Although Duncan eventually apologized for his remarks, it will do little to quell the anger.
As parent and Connecticut journalist Sarah Darer Littman recently explained, “Democrats from Arne Duncan on down are trying to frame the growing nationwide revolt by parents, K-12 educators, university professors, and child development specialists as ‘Tea Party extremism’ or overwrought ‘white suburban moms.’ … Those of us with older children can see the qualitative difference in curriculum since the Common Core roll out began – and we are not impressed. We’re angered by the loss of instructional time to testing for a benefit that accrues to testing companies rather than our children.”
Clearly, the reformers’ ad campaign is no longer working, their jeering response to opposition has inflamed resistance, and now politicians are feeling the heat generated by the pushback.

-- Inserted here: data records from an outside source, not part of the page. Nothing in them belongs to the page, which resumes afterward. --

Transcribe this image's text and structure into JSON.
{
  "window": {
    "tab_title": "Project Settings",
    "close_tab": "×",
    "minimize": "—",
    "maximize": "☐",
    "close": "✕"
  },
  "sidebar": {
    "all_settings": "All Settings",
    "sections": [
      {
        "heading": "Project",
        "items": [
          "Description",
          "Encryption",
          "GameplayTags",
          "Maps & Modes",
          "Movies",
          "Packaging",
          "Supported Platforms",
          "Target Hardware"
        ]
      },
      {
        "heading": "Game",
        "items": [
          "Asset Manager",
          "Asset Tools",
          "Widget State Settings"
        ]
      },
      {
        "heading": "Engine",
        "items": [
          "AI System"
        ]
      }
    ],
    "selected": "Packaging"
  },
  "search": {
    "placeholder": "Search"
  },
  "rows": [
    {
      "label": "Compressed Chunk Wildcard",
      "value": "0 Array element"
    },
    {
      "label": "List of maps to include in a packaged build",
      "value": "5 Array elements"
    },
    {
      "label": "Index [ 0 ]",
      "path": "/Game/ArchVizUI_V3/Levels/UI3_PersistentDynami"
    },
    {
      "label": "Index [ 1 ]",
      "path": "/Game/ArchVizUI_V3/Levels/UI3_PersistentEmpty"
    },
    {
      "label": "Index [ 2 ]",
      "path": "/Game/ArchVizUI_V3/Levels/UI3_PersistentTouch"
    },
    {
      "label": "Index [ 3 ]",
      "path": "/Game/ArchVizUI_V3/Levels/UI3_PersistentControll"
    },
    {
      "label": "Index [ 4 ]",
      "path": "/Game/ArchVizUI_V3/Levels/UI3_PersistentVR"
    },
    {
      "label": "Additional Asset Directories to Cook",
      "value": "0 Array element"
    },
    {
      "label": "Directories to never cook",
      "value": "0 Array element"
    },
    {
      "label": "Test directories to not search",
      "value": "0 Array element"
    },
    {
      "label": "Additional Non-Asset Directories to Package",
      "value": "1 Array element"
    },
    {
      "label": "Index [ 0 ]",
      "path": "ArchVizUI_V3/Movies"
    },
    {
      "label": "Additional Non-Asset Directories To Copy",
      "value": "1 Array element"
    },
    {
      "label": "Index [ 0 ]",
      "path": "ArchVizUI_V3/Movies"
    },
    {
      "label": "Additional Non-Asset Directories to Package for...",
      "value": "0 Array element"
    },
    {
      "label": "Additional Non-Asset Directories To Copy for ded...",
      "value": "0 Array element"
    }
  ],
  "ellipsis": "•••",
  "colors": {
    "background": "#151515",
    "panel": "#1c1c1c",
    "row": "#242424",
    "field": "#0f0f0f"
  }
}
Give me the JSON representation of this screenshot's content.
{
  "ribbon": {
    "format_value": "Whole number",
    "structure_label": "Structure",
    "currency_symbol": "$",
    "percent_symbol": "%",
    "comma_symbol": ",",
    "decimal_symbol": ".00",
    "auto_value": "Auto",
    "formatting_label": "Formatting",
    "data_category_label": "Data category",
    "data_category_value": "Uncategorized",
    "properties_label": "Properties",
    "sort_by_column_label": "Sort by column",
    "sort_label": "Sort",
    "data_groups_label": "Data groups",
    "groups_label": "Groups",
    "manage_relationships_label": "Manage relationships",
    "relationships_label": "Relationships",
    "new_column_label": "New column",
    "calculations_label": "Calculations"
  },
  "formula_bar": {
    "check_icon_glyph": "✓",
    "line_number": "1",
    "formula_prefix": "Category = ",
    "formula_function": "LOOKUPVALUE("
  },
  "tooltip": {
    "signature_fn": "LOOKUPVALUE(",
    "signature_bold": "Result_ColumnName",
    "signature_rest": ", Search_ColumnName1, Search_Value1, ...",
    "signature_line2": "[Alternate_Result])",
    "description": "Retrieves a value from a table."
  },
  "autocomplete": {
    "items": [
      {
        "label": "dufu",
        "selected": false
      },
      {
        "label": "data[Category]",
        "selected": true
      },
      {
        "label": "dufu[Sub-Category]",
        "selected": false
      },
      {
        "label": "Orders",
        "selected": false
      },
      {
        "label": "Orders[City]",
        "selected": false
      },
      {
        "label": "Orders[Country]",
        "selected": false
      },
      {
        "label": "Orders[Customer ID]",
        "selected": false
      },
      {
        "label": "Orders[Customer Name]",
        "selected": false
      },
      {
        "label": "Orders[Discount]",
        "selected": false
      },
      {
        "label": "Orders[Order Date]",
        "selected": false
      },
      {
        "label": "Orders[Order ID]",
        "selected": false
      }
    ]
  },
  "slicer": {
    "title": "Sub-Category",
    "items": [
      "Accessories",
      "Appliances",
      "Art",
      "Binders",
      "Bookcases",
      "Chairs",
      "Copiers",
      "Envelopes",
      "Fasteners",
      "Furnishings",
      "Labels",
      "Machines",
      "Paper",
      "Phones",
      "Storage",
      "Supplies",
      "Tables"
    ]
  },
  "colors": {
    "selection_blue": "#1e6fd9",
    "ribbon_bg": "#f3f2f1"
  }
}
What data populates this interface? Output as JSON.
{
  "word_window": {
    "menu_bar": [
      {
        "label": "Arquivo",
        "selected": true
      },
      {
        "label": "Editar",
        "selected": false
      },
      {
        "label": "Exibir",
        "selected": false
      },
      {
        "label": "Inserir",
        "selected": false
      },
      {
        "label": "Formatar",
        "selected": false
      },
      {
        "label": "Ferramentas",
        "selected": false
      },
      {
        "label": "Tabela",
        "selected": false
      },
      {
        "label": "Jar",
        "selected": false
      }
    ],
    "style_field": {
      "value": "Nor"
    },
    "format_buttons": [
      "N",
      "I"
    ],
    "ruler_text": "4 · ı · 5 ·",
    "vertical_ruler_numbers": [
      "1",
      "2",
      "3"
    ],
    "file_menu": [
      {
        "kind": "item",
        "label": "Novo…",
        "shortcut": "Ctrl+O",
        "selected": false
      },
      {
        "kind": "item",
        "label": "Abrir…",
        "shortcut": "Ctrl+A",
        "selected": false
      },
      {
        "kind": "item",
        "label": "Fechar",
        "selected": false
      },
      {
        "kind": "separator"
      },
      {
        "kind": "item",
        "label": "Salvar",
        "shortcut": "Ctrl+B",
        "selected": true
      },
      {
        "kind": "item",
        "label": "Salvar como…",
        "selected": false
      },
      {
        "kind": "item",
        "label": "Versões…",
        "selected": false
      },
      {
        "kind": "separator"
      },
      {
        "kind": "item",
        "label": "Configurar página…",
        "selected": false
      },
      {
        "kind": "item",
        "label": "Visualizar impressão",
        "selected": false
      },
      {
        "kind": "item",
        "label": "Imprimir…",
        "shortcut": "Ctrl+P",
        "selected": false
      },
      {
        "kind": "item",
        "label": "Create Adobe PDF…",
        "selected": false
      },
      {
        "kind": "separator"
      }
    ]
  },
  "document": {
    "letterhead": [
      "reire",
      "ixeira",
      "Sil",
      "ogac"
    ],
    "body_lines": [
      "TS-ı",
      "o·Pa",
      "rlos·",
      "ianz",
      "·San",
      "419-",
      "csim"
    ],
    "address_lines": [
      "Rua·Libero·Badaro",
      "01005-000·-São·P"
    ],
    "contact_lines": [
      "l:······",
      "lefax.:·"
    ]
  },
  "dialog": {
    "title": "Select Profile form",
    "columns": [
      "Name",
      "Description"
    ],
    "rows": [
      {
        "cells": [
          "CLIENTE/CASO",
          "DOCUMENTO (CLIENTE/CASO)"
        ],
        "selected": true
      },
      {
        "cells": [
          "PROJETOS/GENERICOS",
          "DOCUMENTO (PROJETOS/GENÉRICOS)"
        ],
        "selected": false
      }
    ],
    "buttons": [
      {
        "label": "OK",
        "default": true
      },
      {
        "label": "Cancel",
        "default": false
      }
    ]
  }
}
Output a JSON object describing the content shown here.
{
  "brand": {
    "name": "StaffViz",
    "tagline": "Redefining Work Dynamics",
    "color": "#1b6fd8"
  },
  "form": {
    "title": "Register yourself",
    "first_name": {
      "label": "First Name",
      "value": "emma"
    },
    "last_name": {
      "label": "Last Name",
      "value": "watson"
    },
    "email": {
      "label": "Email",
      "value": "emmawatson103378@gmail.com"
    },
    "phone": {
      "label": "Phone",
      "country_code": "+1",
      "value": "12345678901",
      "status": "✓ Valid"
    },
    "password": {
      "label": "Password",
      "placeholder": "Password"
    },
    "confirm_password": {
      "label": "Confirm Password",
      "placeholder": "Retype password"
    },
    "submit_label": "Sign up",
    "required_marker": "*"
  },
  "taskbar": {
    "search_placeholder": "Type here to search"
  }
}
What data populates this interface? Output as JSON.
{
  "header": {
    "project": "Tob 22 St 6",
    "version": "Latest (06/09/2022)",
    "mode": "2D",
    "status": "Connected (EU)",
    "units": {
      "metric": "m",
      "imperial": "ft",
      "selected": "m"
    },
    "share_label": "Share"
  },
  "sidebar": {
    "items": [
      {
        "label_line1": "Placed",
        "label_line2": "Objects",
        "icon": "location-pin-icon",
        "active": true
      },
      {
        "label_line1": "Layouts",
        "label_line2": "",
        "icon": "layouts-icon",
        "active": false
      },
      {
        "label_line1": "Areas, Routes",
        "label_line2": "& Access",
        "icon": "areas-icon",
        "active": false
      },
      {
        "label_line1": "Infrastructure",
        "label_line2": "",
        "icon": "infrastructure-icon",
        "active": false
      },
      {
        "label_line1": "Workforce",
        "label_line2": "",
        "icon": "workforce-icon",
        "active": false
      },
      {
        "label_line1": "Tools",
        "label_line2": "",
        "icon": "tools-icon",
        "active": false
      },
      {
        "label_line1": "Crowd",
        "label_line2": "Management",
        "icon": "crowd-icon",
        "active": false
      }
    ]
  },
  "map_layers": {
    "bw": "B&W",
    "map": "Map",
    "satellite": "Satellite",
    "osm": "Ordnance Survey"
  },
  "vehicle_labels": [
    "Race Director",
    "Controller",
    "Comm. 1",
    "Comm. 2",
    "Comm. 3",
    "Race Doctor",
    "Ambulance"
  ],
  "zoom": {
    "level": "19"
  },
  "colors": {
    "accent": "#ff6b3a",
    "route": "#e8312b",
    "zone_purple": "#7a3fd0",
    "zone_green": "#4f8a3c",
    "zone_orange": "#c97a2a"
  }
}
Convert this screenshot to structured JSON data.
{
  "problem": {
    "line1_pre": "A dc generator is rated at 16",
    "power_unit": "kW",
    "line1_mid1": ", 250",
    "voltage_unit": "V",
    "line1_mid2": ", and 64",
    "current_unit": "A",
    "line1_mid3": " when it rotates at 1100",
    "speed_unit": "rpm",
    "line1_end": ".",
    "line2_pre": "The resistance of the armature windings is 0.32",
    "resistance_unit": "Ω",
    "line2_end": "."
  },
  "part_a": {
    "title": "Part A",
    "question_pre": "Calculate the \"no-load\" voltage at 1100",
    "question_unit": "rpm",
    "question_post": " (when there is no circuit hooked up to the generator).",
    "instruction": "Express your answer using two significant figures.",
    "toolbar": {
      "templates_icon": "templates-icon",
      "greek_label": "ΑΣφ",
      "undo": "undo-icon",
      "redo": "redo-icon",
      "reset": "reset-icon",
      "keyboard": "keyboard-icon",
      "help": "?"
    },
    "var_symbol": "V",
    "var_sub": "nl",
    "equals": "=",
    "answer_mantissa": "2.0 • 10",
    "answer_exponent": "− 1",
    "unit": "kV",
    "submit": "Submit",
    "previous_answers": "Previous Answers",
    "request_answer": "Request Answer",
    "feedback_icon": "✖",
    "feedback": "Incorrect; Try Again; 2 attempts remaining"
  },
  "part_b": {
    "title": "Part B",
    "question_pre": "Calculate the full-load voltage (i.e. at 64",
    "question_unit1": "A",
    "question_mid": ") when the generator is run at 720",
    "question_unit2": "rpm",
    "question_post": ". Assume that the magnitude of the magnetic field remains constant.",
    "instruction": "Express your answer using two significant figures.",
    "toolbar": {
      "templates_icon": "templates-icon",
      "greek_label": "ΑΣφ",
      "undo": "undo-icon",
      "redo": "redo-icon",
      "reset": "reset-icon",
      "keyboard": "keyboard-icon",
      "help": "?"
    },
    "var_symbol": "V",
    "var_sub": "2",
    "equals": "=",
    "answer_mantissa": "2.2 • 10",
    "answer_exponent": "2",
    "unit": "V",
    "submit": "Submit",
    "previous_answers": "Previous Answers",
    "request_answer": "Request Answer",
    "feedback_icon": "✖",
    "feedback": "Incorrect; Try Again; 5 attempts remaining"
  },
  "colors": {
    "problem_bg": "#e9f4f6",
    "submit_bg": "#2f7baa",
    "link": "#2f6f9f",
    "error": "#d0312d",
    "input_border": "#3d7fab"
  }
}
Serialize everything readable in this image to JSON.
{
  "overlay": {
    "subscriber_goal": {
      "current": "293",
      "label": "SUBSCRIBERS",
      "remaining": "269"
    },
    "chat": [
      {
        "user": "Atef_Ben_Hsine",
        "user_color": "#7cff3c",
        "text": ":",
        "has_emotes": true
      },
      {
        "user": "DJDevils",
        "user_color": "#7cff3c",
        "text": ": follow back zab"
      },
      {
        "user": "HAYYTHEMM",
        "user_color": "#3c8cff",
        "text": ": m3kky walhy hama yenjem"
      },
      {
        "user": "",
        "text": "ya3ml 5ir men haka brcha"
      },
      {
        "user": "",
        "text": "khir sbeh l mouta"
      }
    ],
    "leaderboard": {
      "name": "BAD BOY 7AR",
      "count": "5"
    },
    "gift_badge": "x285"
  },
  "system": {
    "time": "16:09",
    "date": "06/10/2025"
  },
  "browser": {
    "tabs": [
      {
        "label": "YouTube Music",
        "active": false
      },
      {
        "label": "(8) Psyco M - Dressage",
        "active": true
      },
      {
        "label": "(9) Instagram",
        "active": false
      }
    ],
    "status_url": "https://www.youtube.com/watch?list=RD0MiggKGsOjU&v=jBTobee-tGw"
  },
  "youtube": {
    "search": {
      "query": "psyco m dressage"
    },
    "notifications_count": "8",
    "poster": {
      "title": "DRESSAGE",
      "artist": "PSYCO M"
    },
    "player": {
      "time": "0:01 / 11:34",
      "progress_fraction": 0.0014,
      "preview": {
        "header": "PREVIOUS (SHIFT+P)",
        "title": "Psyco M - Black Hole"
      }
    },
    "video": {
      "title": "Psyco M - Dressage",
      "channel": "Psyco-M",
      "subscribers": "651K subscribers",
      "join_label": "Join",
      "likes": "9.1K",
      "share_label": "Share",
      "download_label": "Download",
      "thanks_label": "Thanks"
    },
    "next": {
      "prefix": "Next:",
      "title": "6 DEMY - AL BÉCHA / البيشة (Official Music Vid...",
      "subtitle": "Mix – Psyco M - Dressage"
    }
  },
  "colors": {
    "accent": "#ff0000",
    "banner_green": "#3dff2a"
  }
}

A recent review of the state of the Common Core by Education Week found, “a spate of bills in state legislatures calling for the slowdown or abandonment of common-core implementation, or withdrawal from the state assessment consortia designing aligned tests. Although none of the bills that would pull states out of the Common Core so far has garnered enough support to become law – with the notable exception of one in Indiana – a half-dozen states in recent months have pulled out of the coalitions developing common tests.”
The Big Mistake Reformers Make
It’s now obvious that advertising claims behind current education policies like the Common Core were never based on strong objective evidence. More Americans are noticing this and objecting. And politicians are likely to get more circumspect about which side of the debate they lean to.
So what’s an education reformer to do?
So far, the strategy is to churn out more editorial, along the lines of what David Brooks wrote, to exhort Americans to “stay the course” on what is becoming a more obviously failing endeavor.
But as this sloganeering wears thin, we’re likely to get a new and improved “message” from the policy elite – a Common Core 2.0, let’s say, or a “next generation” of “reform.”
What’s really needed, of course, is to see the marketing campaign for what it really is: a distraction from educational problems that are much more pressing. Why, for example, focus on unsubstantiated ideas like the Common Core rather than do something that would really matter, such as improve instructional quality, reverse school funding cuts that are harming schools, or address the inequities and socioeconomic conditions that researchers have demonstrated are persistent causes of low academic performance?
But that would require something much more than another marketing campaign. It would mean developing a whole new product."
Jeff Bryant is Director of the Education Opportunity Network, a partnership effort of the Institute for America's Future and the Opportunity to Learn Campaign. Jeff owns a marketing and communications consultancy in Chapel Hill, N.C., and has written extensively about public education policy.